À época de alta inflação no Brasil era comum se decidirem medidas importantes de política econômica no fim de semana, quando o mercado financeiro estava fechado. No auge da crise financeira internacional, viu-se o mesmo tipo de padrão nos EUA, e agora é a vez da Europa, como aconteceu no último fim de semana com o pacote de ajuda à Irlanda.
Apesar de os detalhes do pacote ainda estarem em negociação, já se conhecem alguns pontos: o valor, cerca de 90 bilhões de euros, e que em troca o governo vai cortar gastos (10 bilhões de euros) e aumentar a carga tributária (5 bilhões de euros), para trazer o deficit público dos 32% do PIB estimados para este ano para 3% do PIB em 2014.
A maior parte do pacote se destina a sanear o sistema bancário irlandês, que, como o islandês, ainda que em escala menor, cresceu demais e com ativos de baixa qualidade, neste caso na esteira de uma bolha imobiliária. Esses recursos devem servir para estatizar os maiores bancos do país, abrindo espaço para renegociar suas dívidas com credores subordinados. O resto do dinheiro financiará o deficit público, enquanto as medidas de ajuste são implementadas.

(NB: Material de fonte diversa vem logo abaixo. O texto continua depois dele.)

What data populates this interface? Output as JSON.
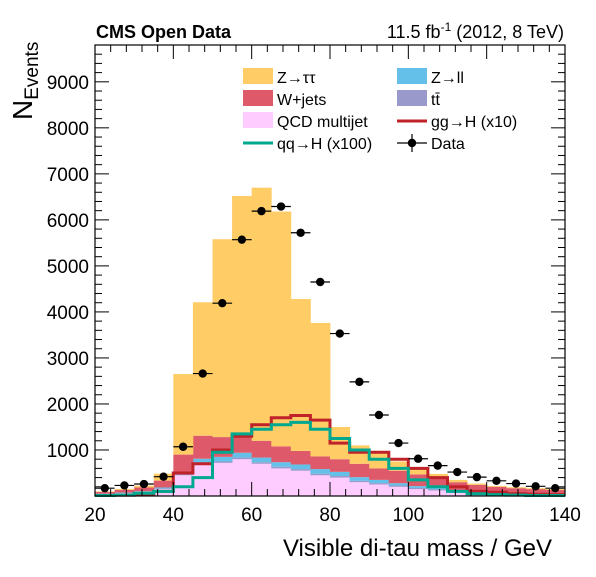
{
  "header": {
    "experiment": "CMS Open Data",
    "lumi_value": "11.5 fb",
    "lumi_exponent": "-1",
    "lumi_suffix": " (2012, 8 TeV)"
  },
  "axes": {
    "ylabel_main": "N",
    "ylabel_sub": "Events",
    "xlabel": "Visible di-tau mass / GeV"
  },
  "colors": {
    "ztt": "#ffcc66",
    "wjets": "#de5a6a",
    "qcd": "#ffccff",
    "zll": "#64c0e8",
    "tt": "#9999cc",
    "ggh": "#bf2229",
    "qqh": "#00a88f",
    "data": "#000000"
  },
  "legend": {
    "items": [
      {
        "key": "ztt",
        "label": "Z→ττ",
        "kind": "fill"
      },
      {
        "key": "zll",
        "label": "Z→ll",
        "kind": "fill"
      },
      {
        "key": "wjets",
        "label": "W+jets",
        "kind": "fill"
      },
      {
        "key": "tt",
        "label": "tt̄",
        "kind": "fill"
      },
      {
        "key": "qcd",
        "label": "QCD multijet",
        "kind": "fill"
      },
      {
        "key": "ggh",
        "label": "gg→H (x10)",
        "kind": "line"
      },
      {
        "key": "qqh",
        "label": "qq→H (x100)",
        "kind": "line"
      },
      {
        "key": "data",
        "label": "Data",
        "kind": "marker"
      }
    ]
  },
  "chart_data": {
    "type": "histogram",
    "xlabel": "Visible di-tau mass / GeV",
    "ylabel": "N_Events",
    "xlim": [
      20,
      140
    ],
    "ylim": [
      0,
      9800
    ],
    "bin_edges": [
      20,
      25,
      30,
      35,
      40,
      45,
      50,
      55,
      60,
      65,
      70,
      75,
      80,
      85,
      90,
      95,
      100,
      105,
      110,
      115,
      120,
      125,
      130,
      135,
      140
    ],
    "xticks": [
      20,
      40,
      60,
      80,
      100,
      120,
      140
    ],
    "yticks": [
      1000,
      2000,
      3000,
      4000,
      5000,
      6000,
      7000,
      8000,
      9000
    ],
    "stack_order_bottom_to_top": [
      "qcd",
      "tt",
      "zll",
      "wjets",
      "ztt"
    ],
    "series": [
      {
        "key": "qcd",
        "name": "QCD multijet",
        "kind": "stacked",
        "values": [
          40,
          60,
          80,
          150,
          450,
          700,
          720,
          800,
          700,
          600,
          550,
          450,
          400,
          300,
          250,
          200,
          150,
          120,
          90,
          60,
          50,
          40,
          35,
          30
        ]
      },
      {
        "key": "tt",
        "name": "tt̄",
        "kind": "stacked",
        "values": [
          5,
          5,
          10,
          15,
          20,
          30,
          30,
          35,
          35,
          35,
          35,
          35,
          35,
          30,
          30,
          28,
          25,
          22,
          20,
          18,
          16,
          14,
          12,
          10
        ]
      },
      {
        "key": "zll",
        "name": "Z→ll",
        "kind": "stacked",
        "values": [
          5,
          10,
          15,
          20,
          50,
          80,
          100,
          105,
          100,
          100,
          100,
          100,
          90,
          80,
          70,
          50,
          40,
          30,
          20,
          15,
          10,
          10,
          8,
          6
        ]
      },
      {
        "key": "wjets",
        "name": "W+jets",
        "kind": "stacked",
        "values": [
          40,
          60,
          80,
          150,
          380,
          500,
          430,
          380,
          365,
          345,
          295,
          275,
          275,
          290,
          250,
          272,
          255,
          208,
          170,
          147,
          124,
          106,
          95,
          84
        ]
      },
      {
        "key": "ztt",
        "name": "Z→ττ",
        "kind": "stacked",
        "values": [
          10,
          20,
          40,
          150,
          1750,
          2900,
          4300,
          5200,
          5500,
          5100,
          3300,
          2900,
          700,
          400,
          350,
          200,
          130,
          100,
          50,
          30,
          20,
          20,
          20,
          20
        ]
      },
      {
        "key": "ggh",
        "name": "gg→H (x10)",
        "kind": "line",
        "values": [
          10,
          20,
          40,
          100,
          500,
          700,
          1000,
          1300,
          1550,
          1700,
          1750,
          1650,
          1150,
          950,
          950,
          800,
          600,
          400,
          200,
          100,
          80,
          50,
          40,
          30
        ]
      },
      {
        "key": "qqh",
        "name": "qq→H (x100)",
        "kind": "line",
        "values": [
          10,
          20,
          60,
          100,
          200,
          400,
          950,
          1350,
          1450,
          1550,
          1600,
          1450,
          1250,
          1000,
          800,
          600,
          350,
          200,
          100,
          50,
          30,
          20,
          10,
          10
        ]
      }
    ],
    "data": {
      "name": "Data",
      "x": [
        22.5,
        27.5,
        32.5,
        37.5,
        42.5,
        47.5,
        52.5,
        57.5,
        62.5,
        67.5,
        72.5,
        77.5,
        82.5,
        87.5,
        92.5,
        97.5,
        102.5,
        107.5,
        112.5,
        117.5,
        122.5,
        127.5,
        132.5,
        137.5
      ],
      "y": [
        170,
        230,
        260,
        420,
        1070,
        2660,
        4190,
        5570,
        6190,
        6290,
        5720,
        4650,
        3530,
        2480,
        1760,
        1150,
        810,
        660,
        520,
        410,
        330,
        270,
        210,
        170
      ]
    }
  }
}
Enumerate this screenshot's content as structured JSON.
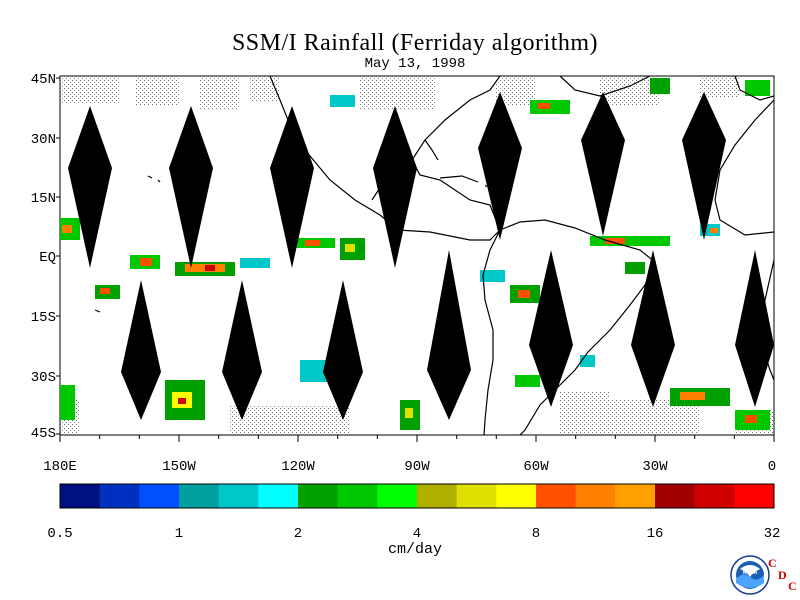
{
  "title": "SSM/I Rainfall (Ferriday algorithm)",
  "date": "May 13, 1998",
  "lat_labels": [
    "45N",
    "30N",
    "15N",
    "EQ",
    "15S",
    "30S",
    "45S"
  ],
  "lon_labels": [
    "180E",
    "150W",
    "120W",
    "90W",
    "60W",
    "30W",
    "0"
  ],
  "colorbar": {
    "colors": [
      "#001080",
      "#0030c0",
      "#0050ff",
      "#00a0a0",
      "#00c8c8",
      "#00ffff",
      "#00a000",
      "#00c800",
      "#00ff00",
      "#b0b000",
      "#e0e000",
      "#ffff00",
      "#ff5000",
      "#ff8000",
      "#ffa000",
      "#a00000",
      "#d00000",
      "#ff0000"
    ],
    "tick_labels": [
      "0.5",
      "1",
      "2",
      "4",
      "8",
      "16",
      "32"
    ],
    "unit": "cm/day"
  },
  "logo": {
    "org_text": "NOAA",
    "lab_letters": [
      "C",
      "D",
      "C"
    ]
  }
}
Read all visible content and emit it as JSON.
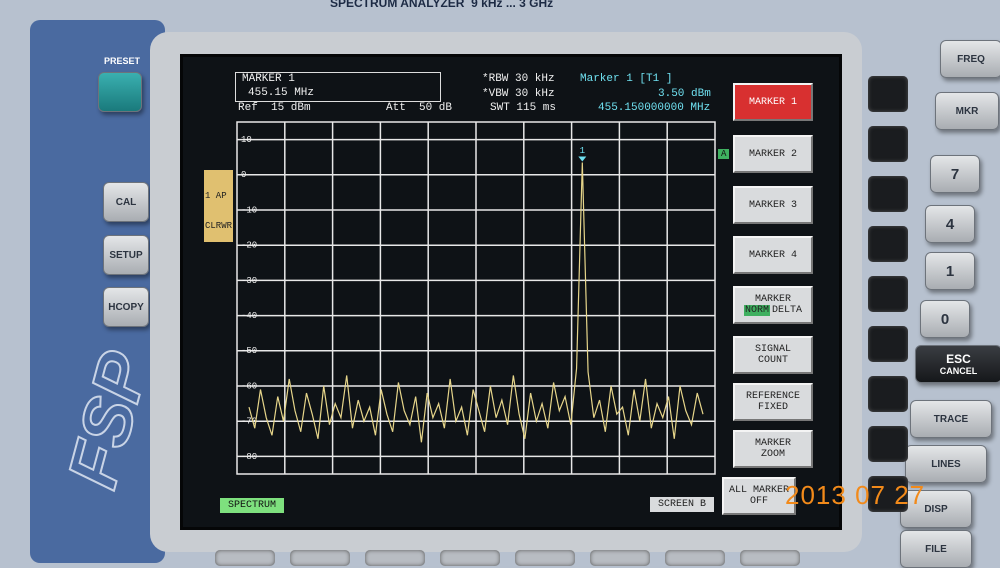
{
  "header": {
    "model": "SPECTRUM ANALYZER",
    "range": "9 kHz ... 3 GHz"
  },
  "front_panel": {
    "left_keys": [
      "PRESET",
      "CAL",
      "SETUP",
      "HCOPY"
    ],
    "logo": "FSP",
    "right_keys": [
      "FREQ",
      "MKR",
      "7",
      "4",
      "1",
      "0",
      "TRACE",
      "LINES",
      "DISP",
      "FILE"
    ],
    "esc": [
      "ESC",
      "CANCEL"
    ]
  },
  "screen": {
    "marker_box": [
      "MARKER 1",
      "455.15 MHz"
    ],
    "ref": "Ref  15 dBm",
    "att": "Att  50 dB",
    "rbw": "*RBW 30 kHz",
    "vbw": "*VBW 30 kHz",
    "swt": "SWT 115 ms",
    "marker_info": [
      "Marker 1 [T1 ]",
      "3.50 dBm",
      "455.150000000 MHz"
    ],
    "trace_info": [
      "1 AP",
      "CLRWR"
    ],
    "trace_flag": "A",
    "marker_symbol": "1",
    "softkeys": [
      [
        "MARKER 1"
      ],
      [
        "MARKER 2"
      ],
      [
        "MARKER 3"
      ],
      [
        "MARKER 4"
      ],
      [
        "MARKER",
        "NORM",
        "DELTA"
      ],
      [
        "SIGNAL",
        "COUNT"
      ],
      [
        "REFERENCE",
        "FIXED"
      ],
      [
        "MARKER",
        "ZOOM"
      ],
      [
        "ALL MARKER",
        "OFF"
      ]
    ],
    "mode": "SPECTRUM",
    "screen_label": "SCREEN B"
  },
  "chart_data": {
    "type": "line",
    "color": "#e6d58a",
    "ylim": [
      -85,
      15
    ],
    "yticks": [
      10,
      0,
      -10,
      -20,
      -30,
      -40,
      -50,
      -60,
      -70,
      -80
    ],
    "grid": true,
    "values": [
      -66,
      -72,
      -61,
      -69,
      -74,
      -63,
      -70,
      -58,
      -67,
      -73,
      -62,
      -68,
      -75,
      -60,
      -71,
      -65,
      -69,
      -57,
      -72,
      -64,
      -70,
      -66,
      -74,
      -61,
      -68,
      -73,
      -59,
      -67,
      -71,
      -63,
      -76,
      -62,
      -69,
      -65,
      -72,
      -58,
      -70,
      -66,
      -74,
      -61,
      -67,
      -73,
      -60,
      -69,
      -64,
      -71,
      -57,
      -68,
      -75,
      -62,
      -70,
      -65,
      -72,
      -59,
      -67,
      -63,
      -71,
      -55,
      3.5,
      -56,
      -69,
      -64,
      -73,
      -60,
      -68,
      -66,
      -74,
      -61,
      -70,
      -58,
      -72,
      -65,
      -69,
      -63,
      -75,
      -60,
      -67,
      -71,
      -62,
      -68
    ]
  },
  "timestamp": "2013 07 27"
}
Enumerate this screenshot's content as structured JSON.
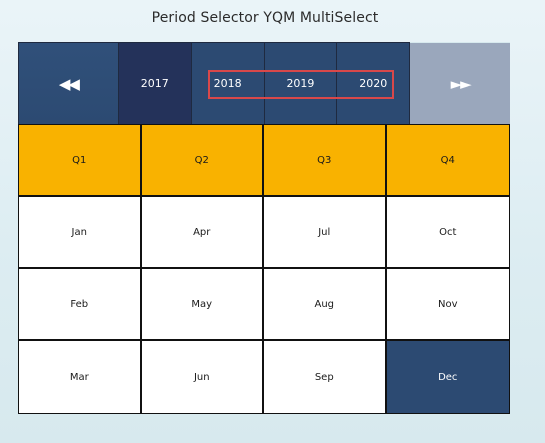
{
  "title": "Period Selector YQM MultiSelect",
  "nav": {
    "prev_label": "◀◀",
    "next_label": "►►",
    "prev_icon": "double-left-arrow-icon",
    "next_icon": "double-right-arrow-icon"
  },
  "years": [
    "2017",
    "2018",
    "2019",
    "2020"
  ],
  "quarters": [
    "Q1",
    "Q2",
    "Q3",
    "Q4"
  ],
  "months": [
    [
      "Jan",
      "Apr",
      "Jul",
      "Oct"
    ],
    [
      "Feb",
      "May",
      "Aug",
      "Nov"
    ],
    [
      "Mar",
      "Jun",
      "Sep",
      "Dec"
    ]
  ],
  "selected_years": [
    "2018",
    "2019",
    "2020"
  ],
  "selected_month": "Dec",
  "colors": {
    "selected_dark": "#2c4a72",
    "year_2017": "#24325a",
    "quarter": "#f9b200",
    "next_disabled": "#9aa7bc",
    "highlight": "#d8484a"
  }
}
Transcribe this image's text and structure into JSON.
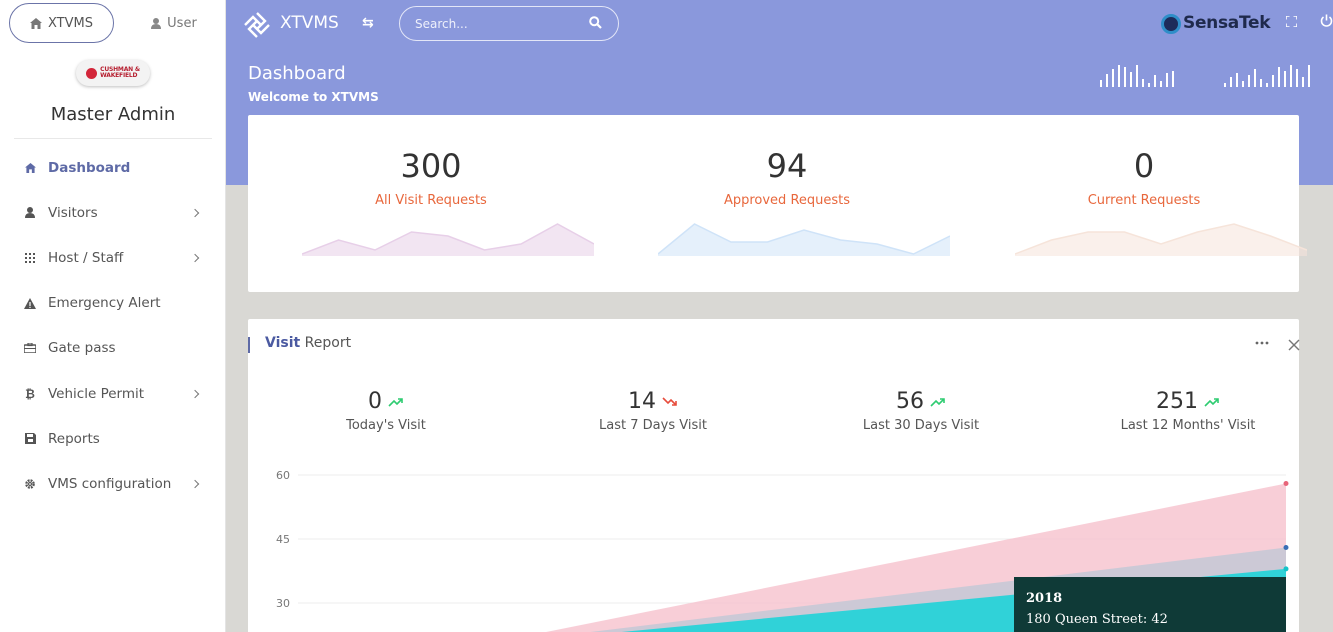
{
  "sidebar": {
    "tab_home": "XTVMS",
    "tab_user": "User",
    "logo_line1": "CUSHMAN &",
    "logo_line2": "WAKEFIELD",
    "admin_name": "Master Admin",
    "items": [
      {
        "label": "Dashboard",
        "icon": "home-icon",
        "active": true
      },
      {
        "label": "Visitors",
        "icon": "user-icon",
        "has_submenu": true
      },
      {
        "label": "Host / Staff",
        "icon": "grid-icon",
        "has_submenu": true
      },
      {
        "label": "Emergency Alert",
        "icon": "warning-icon"
      },
      {
        "label": "Gate pass",
        "icon": "briefcase-icon"
      },
      {
        "label": "Vehicle Permit",
        "icon": "bitcoin-icon",
        "has_submenu": true
      },
      {
        "label": "Reports",
        "icon": "save-icon"
      },
      {
        "label": "VMS configuration",
        "icon": "gear-icon",
        "has_submenu": true
      }
    ]
  },
  "header": {
    "brand": "XTVMS",
    "search_placeholder": "Search...",
    "partner_logo": "SensaTek",
    "accent_color": "#8a98dc"
  },
  "page": {
    "title": "Dashboard",
    "subtitle": "Welcome to XTVMS"
  },
  "stats": [
    {
      "value": "300",
      "label": "All Visit Requests",
      "spark_color": "#e7cfe8",
      "spark": [
        0,
        14,
        4,
        22,
        18,
        4,
        10,
        30,
        10
      ]
    },
    {
      "value": "94",
      "label": "Approved Requests",
      "spark_color": "#cfe3f8",
      "spark": [
        0,
        30,
        12,
        12,
        24,
        14,
        10,
        0,
        18
      ]
    },
    {
      "value": "0",
      "label": "Current Requests",
      "spark_color": "#f6e4da",
      "spark": [
        0,
        14,
        22,
        22,
        10,
        22,
        30,
        18,
        4
      ]
    }
  ],
  "report": {
    "title_bold": "Visit",
    "title_rest": "Report",
    "kpis": [
      {
        "value": "0",
        "label": "Today's Visit",
        "trend": "up"
      },
      {
        "value": "14",
        "label": "Last 7 Days Visit",
        "trend": "down"
      },
      {
        "value": "56",
        "label": "Last 30 Days Visit",
        "trend": "up"
      },
      {
        "value": "251",
        "label": "Last 12 Months' Visit",
        "trend": "up"
      }
    ],
    "tooltip": {
      "title": "2018",
      "line": "180 Queen Street: 42"
    }
  },
  "chart_data": {
    "type": "area",
    "y_ticks": [
      "60",
      "45",
      "30"
    ],
    "ylim": [
      30,
      60
    ],
    "series": [
      {
        "color": "#f7c6d0",
        "values": [
          20,
          58
        ]
      },
      {
        "color": "#c7c9d6",
        "values": [
          20,
          43
        ]
      },
      {
        "color": "#1fd3d8",
        "values": [
          20,
          38
        ]
      }
    ]
  }
}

Esperava-se que o anúncio do pacote acalmasse a situação na Irlanda, ao ampliar o prazo para o país resolver seus problemas, e no resto da Europa, ao reduzir o risco de contágio. Não foi o que se viu, pelo menos no mercado de dívida soberana, em que os juros ficaram estáveis e os derivativos de crédito abriram mais. Há algumas razões para essa reação.
A ajuda financeira compra tempo, mas não resolve os problemas estruturais e, em especial, não garante a solvência dessas dívidas. O caso grego é o mais evidente: com uma dívida que, no melhor dos cenários, vai estabilizar em 121% do PIB, o país teria de gerar um superavit primário de 4% do PIB apenas para manter a dívida estável como proporção do PIB, supondo-se uma alta anual do PIB nominal de 1,6% (projeção do FMI para 2010-2015) e juros de 5% ao ano. Não é uma meta fácil para um país que em 2009 registrou um deficit primário de 7,9% do PIB. O mais provável é que, depois de alguma redução do deficit, a Grécia renegocie sua dívida, reduzindo a taxa de juros e alongando prazos.
Nos demais países da periferia europeia a situação é menos crítica, mas não tranquila. Portugal não experimentou a crise imobiliária da Irlanda, e seus bancos são relativamente sólidos, mas o país tem deficit fiscal elevado (9,3% do PIB em 2009) e que não tem caído, como prometido. Além disso, tem dívida externa elevada, principalmente com a Espanha. Esta, por sua vez, deve aos franceses e alemães.
Com ou sem ajuda, os países da periferia europeia terão de fazer ajustes dolorosos em um prazo exíguo e com um ambiente externo desfavorável. Eles precisam crescer mais para reduzir o custo do ajuste, mas isso é pouco provável. Suas economias devem permanecer estagnadas, o desemprego elevado e a arrecadação tributária contraída, alongando o prazo de ajuste. Em uma situação normal, eles deveriam desvalorizar suas moedas, para aumentar as exportações líquídas, mas a adesão ao euro retirou esse grau de liberdade e a elevada competitividade alemã limita o espaço para enfraquecimento da moeda comum.
Não admira, portanto, que o eleitorado esteja insatisfeito. Portugal está hoje em greve geral, em protesto contra a aprovação de medidas de austeridade fiscal que irão a votação na sexta-feira. Na Irlanda, o partido governante deve mudar no início de 2011. Esse risco de alternância no poder gera incertezas, inclusive a de que o novo governo questione algumas cláusulas. A própria aprovação dos pacotes de ajuda nos países credores, em especial na Alemanha, é incerta.
O mercado já faz as contas de quanto custará socorrer Portugal, cerca de 55 bilhões de euros. É uma soma assimilável, mas não há garantia de que o processo pare aí. Um pacote de ajuda à Espanha, quarta maior economia da área do euro, sairia bem mais caro, 350 bilhões de euros, mais que a soma dos empréstimos à Grécia, Irlanda e, talvez, Portugal. E ainda há preocupação de contágio da Itália.
A complexidade, técnica e política, desse quadro não deve ser menosprezada. A crise da dívida soberana europeia ainda durará alguns anos, até que a região cresça mais rapidamente e/ou se viabilize um calote organizado, ainda que disfarçado, de parte das dívidas. Também será preciso a Alemanha aceitar perder competitividade, de preferência em um processo que não exija dos países da periferia europeia mergulhar numa prolongada deflação.